9. Een aanvraag, bedoeld in het zevende lid, die wordt ontvangen na 1 juli 2015, wordt afgewezen.
10. Het bevoegd gezag ontvangt de beschikking uiterlijk binnen vier maanden na ontvangst van de aanvraag.
11. Indien de toename samenvalt met de eerste schooldag van het schooljaar 2014–2015 en de aanvraag geheel of gedeeltelijk wordt toegekend, ontvangt het bevoegd gezag bijzondere bekostiging met ingang van 1 augustus 2014. Indien de toename op een later tijdstip plaatsvindt en de aanvraag geheel of gedeeltelijk wordt toegekend, ontvangt het bevoegd gezag bijzondere bekostiging met ingang van de eerste dag van de maand volgend op de datum, waarop de toename heeft plaatsgevonden.
12. De bekostiging bedoeld in het zevende lid bedraagt per extra ingeschreven asielzoekerskind € 782. Dit bedrag wordt gedeeld door 12 en vermenigvuldigd met het aantal resterende maanden van het schooljaar waarvoor de bekostiging is toegekend.
1. Het bevoegd gezag van een school voor (voortgezet) speciaal onderwijs aan zeer moeilijk opvoedbare kinderen met een vestiging die fungeert als gesloten justitiële inrichting waarbinnen het onderwijs georganiseerd moet worden, dan wel is verbonden aan een instelling voor gesloten jeugdzorg, ontvangt bijzondere bekostiging voor personeel.

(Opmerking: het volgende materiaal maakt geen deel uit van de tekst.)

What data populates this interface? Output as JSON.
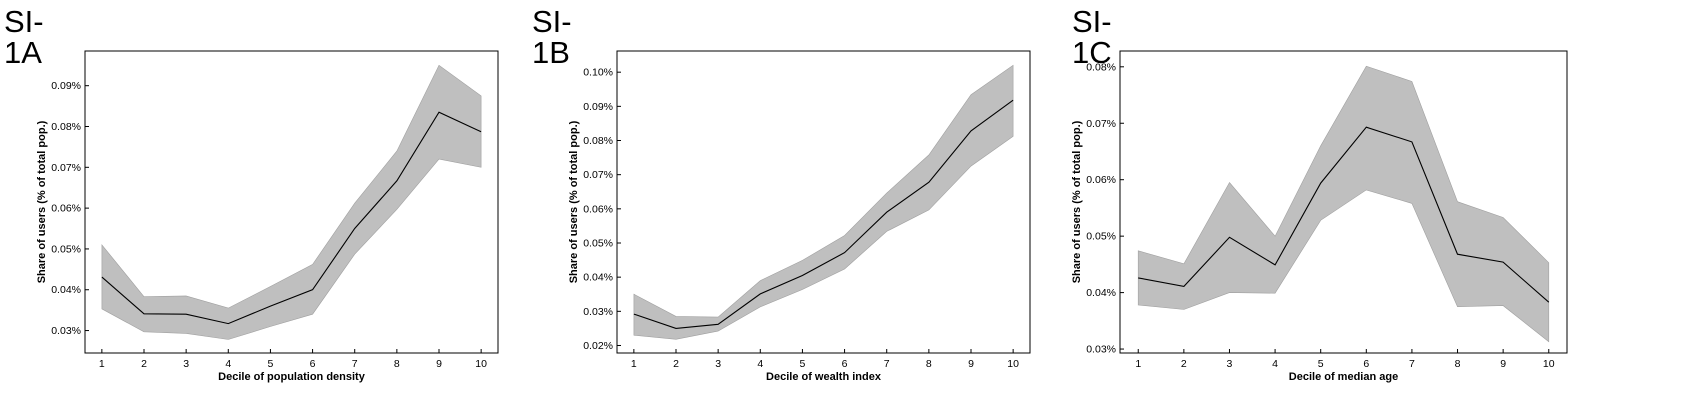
{
  "chart_data": [
    {
      "type": "line",
      "panel_label": "SI-1A",
      "xlabel": "Decile of population density",
      "ylabel": "Share of users (% of total pop.)",
      "x": [
        1,
        2,
        3,
        4,
        5,
        6,
        7,
        8,
        9,
        10
      ],
      "series": [
        {
          "values": [
            0.0431,
            0.0341,
            0.034,
            0.0317,
            0.036,
            0.04,
            0.055,
            0.0667,
            0.0835,
            0.0787
          ],
          "lower": [
            0.0353,
            0.0297,
            0.0293,
            0.0278,
            0.031,
            0.034,
            0.0487,
            0.0597,
            0.072,
            0.07
          ],
          "upper": [
            0.051,
            0.0383,
            0.0385,
            0.0355,
            0.0408,
            0.0462,
            0.0612,
            0.074,
            0.095,
            0.0875
          ]
        }
      ],
      "yticks": [
        0.03,
        0.04,
        0.05,
        0.06,
        0.07,
        0.08,
        0.09
      ],
      "ytick_labels": [
        "0.03%",
        "0.04%",
        "0.05%",
        "0.06%",
        "0.07%",
        "0.08%",
        "0.09%"
      ],
      "xlim": [
        0.6,
        10.4
      ],
      "ylim": [
        0.0245,
        0.0985
      ],
      "line_color": "#000000",
      "band_color": "#bfbfbf"
    },
    {
      "type": "line",
      "panel_label": "SI-1B",
      "xlabel": "Decile of wealth index",
      "ylabel": "Share of users (% of total pop.)",
      "x": [
        1,
        2,
        3,
        4,
        5,
        6,
        7,
        8,
        9,
        10
      ],
      "series": [
        {
          "values": [
            0.0292,
            0.025,
            0.0262,
            0.0351,
            0.0405,
            0.0472,
            0.059,
            0.0678,
            0.0828,
            0.0918
          ],
          "lower": [
            0.023,
            0.0218,
            0.0242,
            0.0313,
            0.0364,
            0.0424,
            0.0534,
            0.0597,
            0.0725,
            0.0812
          ],
          "upper": [
            0.035,
            0.0285,
            0.0283,
            0.039,
            0.0449,
            0.0522,
            0.0646,
            0.0758,
            0.0934,
            0.102
          ]
        }
      ],
      "yticks": [
        0.02,
        0.03,
        0.04,
        0.05,
        0.06,
        0.07,
        0.08,
        0.09,
        0.1
      ],
      "ytick_labels": [
        "0.02%",
        "0.03%",
        "0.04%",
        "0.05%",
        "0.06%",
        "0.07%",
        "0.08%",
        "0.09%",
        "0.10%"
      ],
      "xlim": [
        0.6,
        10.4
      ],
      "ylim": [
        0.0178,
        0.1062
      ],
      "line_color": "#000000",
      "band_color": "#bfbfbf"
    },
    {
      "type": "line",
      "panel_label": "SI-1C",
      "xlabel": "Decile of median age",
      "ylabel": "Share of users (% of total pop.)",
      "x": [
        1,
        2,
        3,
        4,
        5,
        6,
        7,
        8,
        9,
        10
      ],
      "series": [
        {
          "values": [
            0.0426,
            0.0411,
            0.0498,
            0.0449,
            0.0594,
            0.0693,
            0.0667,
            0.0468,
            0.0454,
            0.0383
          ],
          "lower": [
            0.0378,
            0.037,
            0.04,
            0.0399,
            0.0528,
            0.0582,
            0.0558,
            0.0375,
            0.0377,
            0.0313
          ],
          "upper": [
            0.0474,
            0.0451,
            0.0595,
            0.05,
            0.066,
            0.0801,
            0.0774,
            0.0561,
            0.0533,
            0.0453
          ]
        }
      ],
      "yticks": [
        0.03,
        0.04,
        0.05,
        0.06,
        0.07,
        0.08
      ],
      "ytick_labels": [
        "0.03%",
        "0.04%",
        "0.05%",
        "0.06%",
        "0.07%",
        "0.08%"
      ],
      "xlim": [
        0.6,
        10.4
      ],
      "ylim": [
        0.0293,
        0.0828
      ],
      "line_color": "#000000",
      "band_color": "#bfbfbf"
    }
  ]
}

2. De bijzondere bekostiging, bedoeld in het eerste lid, bedraagt per vestiging € 31.536,26 en € 473,54 per leerling van de vestiging. Het aantal leerlingen van de vestiging is gelijk aan de door de Minister van Veiligheid en Justitie toegekende capaciteit als het een justitiële jeugdinrichting betreft, en is de door de Minister van Volksgezondheid, Welzijn en Sport toegekende capaciteit als het een instelling voor gesloten jeugdzorg betreft.
3. Het bevoegd gezag, bedoeld in het eerste lid, ontvangt bijzondere bekostiging voor personeel en aanvullende bekostiging voor materiële instandhouding, indien er op de eerste van de maand door de Minister van Veiligheid en Justitie, indien het een justitiële jeugdinrichting betreft, en door de Minister van Volksgezondheid, Welzijn en Sport, indien het een instelling voor gesloten jeugdzorg betreft, meer capaciteit, uitgedrukt in leerlingen, aan de vestiging is toegekend dan het aantal leerlingen van de vestiging op grond waarvan de personele bekostiging voor het schooljaar is bepaald. Onder personele bekostiging, bedoeld in de eerste volzin, wordt mede verstaan, de aanvullende bekostiging op grond van artikel 37 van het Besluit bekostiging WEC, en, indien dit artikel reeds eerder is toegepast, de bijzondere bekostiging op grond van dit artikel.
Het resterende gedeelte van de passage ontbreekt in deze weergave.